Christiano opened his door. "No. There's an AC problem in the building. You can turn on the ceiling fan though." There was a weird challenging look in his sexy ocean blue eyes, he was up to something, I just didn't know what. My body erupted with tiny beads of cold sweat, how naturally intense his eyes were, and just how beautiful this man was, his standoffish behavior actually complimented his looks strangely well. I was sure in for a treat living with him. I nodded and went to the ceiling fan in the area between the kitchen and living room.

I flicked the switch to the fan and suddenly white powder shot from the fan, covering my entire body and floor in powder. It smelled like baby powder. I heard Christiano laughing behind me, his booming, deep laughter nearly shaking the walls. Yet it was so infectious. Then I heard a gentle crack and I felt something slimy on my head, it dripped down my face. An egg. "Romano!" I raged, this fucking means war.

"Addio, Bellezza." Christiano winked with a dash of charm before turning the heat on the thermostat down. Then he went into his room and closed the door like he wasn't even going to clean the mess he caused.
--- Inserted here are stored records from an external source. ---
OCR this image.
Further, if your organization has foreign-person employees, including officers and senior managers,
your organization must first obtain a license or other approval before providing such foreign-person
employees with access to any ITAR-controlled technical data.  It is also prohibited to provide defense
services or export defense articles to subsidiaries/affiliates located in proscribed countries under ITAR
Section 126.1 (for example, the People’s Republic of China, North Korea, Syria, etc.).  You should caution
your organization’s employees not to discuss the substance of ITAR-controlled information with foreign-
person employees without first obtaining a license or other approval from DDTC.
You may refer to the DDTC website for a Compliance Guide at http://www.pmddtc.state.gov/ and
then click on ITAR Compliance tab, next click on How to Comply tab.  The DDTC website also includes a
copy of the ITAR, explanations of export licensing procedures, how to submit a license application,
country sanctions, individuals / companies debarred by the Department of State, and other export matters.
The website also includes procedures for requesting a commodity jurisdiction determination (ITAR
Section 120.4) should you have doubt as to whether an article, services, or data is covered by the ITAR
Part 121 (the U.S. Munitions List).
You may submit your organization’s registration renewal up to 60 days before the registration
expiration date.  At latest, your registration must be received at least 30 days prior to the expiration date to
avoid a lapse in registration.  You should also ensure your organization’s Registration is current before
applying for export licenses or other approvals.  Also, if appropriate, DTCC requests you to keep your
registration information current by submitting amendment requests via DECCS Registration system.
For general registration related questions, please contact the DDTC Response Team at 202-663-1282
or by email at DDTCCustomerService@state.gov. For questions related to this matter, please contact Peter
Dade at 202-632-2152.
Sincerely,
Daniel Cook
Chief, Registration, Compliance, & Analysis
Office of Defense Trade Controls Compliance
Ha, then I won't either.

I have got to get that stupidly gorgeous man back for this.

I went to go take a shower and when I was finished, I plotted in my bedroom. What if I put itching powder in his underwear? No, too classic. What if I put spiders in his bed? No, I'm not touching a spider. Let alone multiple. Gross. And creepy. What if I put a monkey in the toi--OOOOHHHHH. I know what I'll do....

Someone knocked on the door before walking in, followed by the footsteps other people. "Harlow! Christiano! Helloooo!" They called. It sounded like Zach, so I smiled with delight because I was in need of a tolerable human.

"Oh, dio! What?!" Christiano yelled from his room.

"We're going to the beach! Wanna come?" A different voice, probably Alexi, asked considerately. I walked out of my room and into the living room. Everyone had on swimsuits and trunks, the girls with rompers over theirs. "Yeah sure. I'll go." I said.

"Whatever! I guess!" CHRISTIANO raised his voice again, though we could clearly hear him if he just spoke at regular volume. "Will you stop shouting! Jeez!" I went back to my room and got ready.

I put on my red ruffle string bikini (my favorite 'cause it's hot and cute) with some red sandals and took the messy bun out of my hair and let it fall over my shoulders. I didn't need sunscreen cause my skin never gets tanned or sunburned. I put some shorts on over my bikini bottoms and shrugged on a black off the shoulder crop top.